Finding Love at Work

Sometimes office romances can be tricky business

The average worker clocks in 40 hours of work in a given week which computes to roughly 2,080 hours a year spent at the office.  That’s 2,080 hours of your year that you can’t spend focused on another all too common undertaking: finding a soul mate.  So, it’s no surprise that the workplace is one of the primary places that both men and women fall in love.

But why exactly is that?  In their book, “Finding Love from 9 to 5,” Jane Merrill and David Knox Jr. write that two important reasons are structured contact and sharing something in common.  It’s no secret that you are drawn to individuals that share your same interests and the workplace will just nourish that even deeper, they said.  And as for structured contact, “The office/workplace ensures that individuals will be around each other.  With this relentless exposure, it is likely that their paths will cross and opportunities to interact/get to know each other will unfold,” said Merrill and Knox Jr.

According to a 2012 CareerBuilder survey, 38 percent of workers have dated a coworker at least once, and 31 percent said their office romance led them to say, “I do.”

Halley Bock, the CEO of Fierce Inc, a workplace leadership development and training firm says that office romances are actually a positive benefit to companies and fellow employees.

“Having a spouse, partner or romantic interest at work can increase retention,” Bock said.

“Seeing your significant other at the office can provide motivation to get excited about work each day, not to mention greater health benefits, perks and maybe even a double-down in stock options.”

Even though Valentine’s Day is right around the corner we would be remiss if we didn’t discuss the potential pitfalls of office romances.

Career Coach Dorothy Tannahill Moran wrote that company policy, sexual harassment, favoritism, and performance perception are four crucial pitfalls she sees.

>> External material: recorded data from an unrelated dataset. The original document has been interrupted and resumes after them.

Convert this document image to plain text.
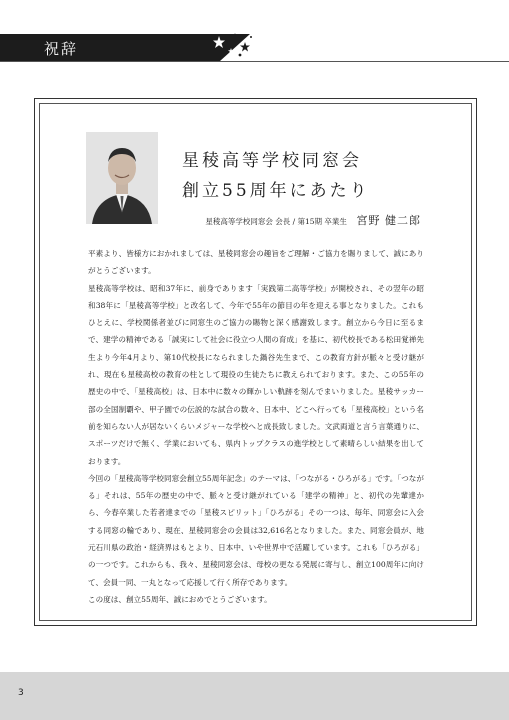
祝辞
星稜高等学校同窓会
創立55周年にあたり
星稜高等学校同窓会 会長 / 第15期 卒業生 宮野 健二郎

平素より、皆様方におかれましては、星稜同窓会の趣旨をご理解・ご協力を賜りまして、誠にありがとうございます。

星稜高等学校は、昭和37年に、前身であります「実践第二高等学校」が開校され、その翌年の昭和38年に「星稜高等学校」と改名して、今年で55年の節目の年を迎える事となりました。これもひとえに、学校関係者並びに同窓生のご協力の賜物と深く感謝致します。創立から今日に至るまで、建学の精神である「誠実にして社会に役立つ人間の育成」を基に、初代校長である松田覚禅先生より今年4月より、第10代校長になられました鍋谷先生まで、この教育方針が脈々と受け継がれ、現在も星稜高校の教育の柱として現役の生徒たちに教えられております。また、この55年の歴史の中で、「星稜高校」は、日本中に数々の輝かしい軌跡を刻んでまいりました。星稜サッカー部の全国制覇や、甲子園での伝説的な試合の数々、日本中、どこへ行っても「星稜高校」という名前を知らない人が居ないくらいメジャーな学校へと成長致しました。文武両道と言う言葉通りに、スポーツだけで無く、学業においても、県内トップクラスの進学校として素晴らしい結果を出しております。

今回の「星稜高等学校同窓会創立55周年記念」のテーマは、「つながる・ひろがる」です。「つながる」それは、55年の歴史の中で、脈々と受け継がれている「建学の精神」と、初代の先輩達から、今春卒業した若者達までの「星稜スピリット」「ひろがる」その一つは、毎年、同窓会に入会する同窓の輪であり、現在、星稜同窓会の会員は32,616名となりました。また、同窓会員が、地元石川県の政治・経済界はもとより、日本中、いや世界中で活躍しています。これも「ひろがる」の一つです。これからも、我々、星稜同窓会は、母校の更なる発展に寄与し、創立100周年に向けて、会員一同、一丸となって応援して行く所存であります。

この度は、創立55周年、誠におめでとうございます。

3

First off, some companies do have policies in place that prohibit office romances and if the romance goes sour, what’s to stop one of the parties from claiming sexual harassment.  Both potential pitfalls really do not sound good.

If your company does not have a policy in place that prohibits the possibility of finding your soul mate at work, there could be a problem of performance perception.  Everyone knows that “new relationship” feeling, right?  If you are walking around the office with stars in your eyes and see you and your new co-worker taking long, romantic lunches together, it could create a perception that you are slacking off or aren’t as committed as you once were before the relationship started.

Whatever your position on office romances is, whether you are for it or against it, from everyone at Fastcubes, we wish you a very Happy Valentine’s Day.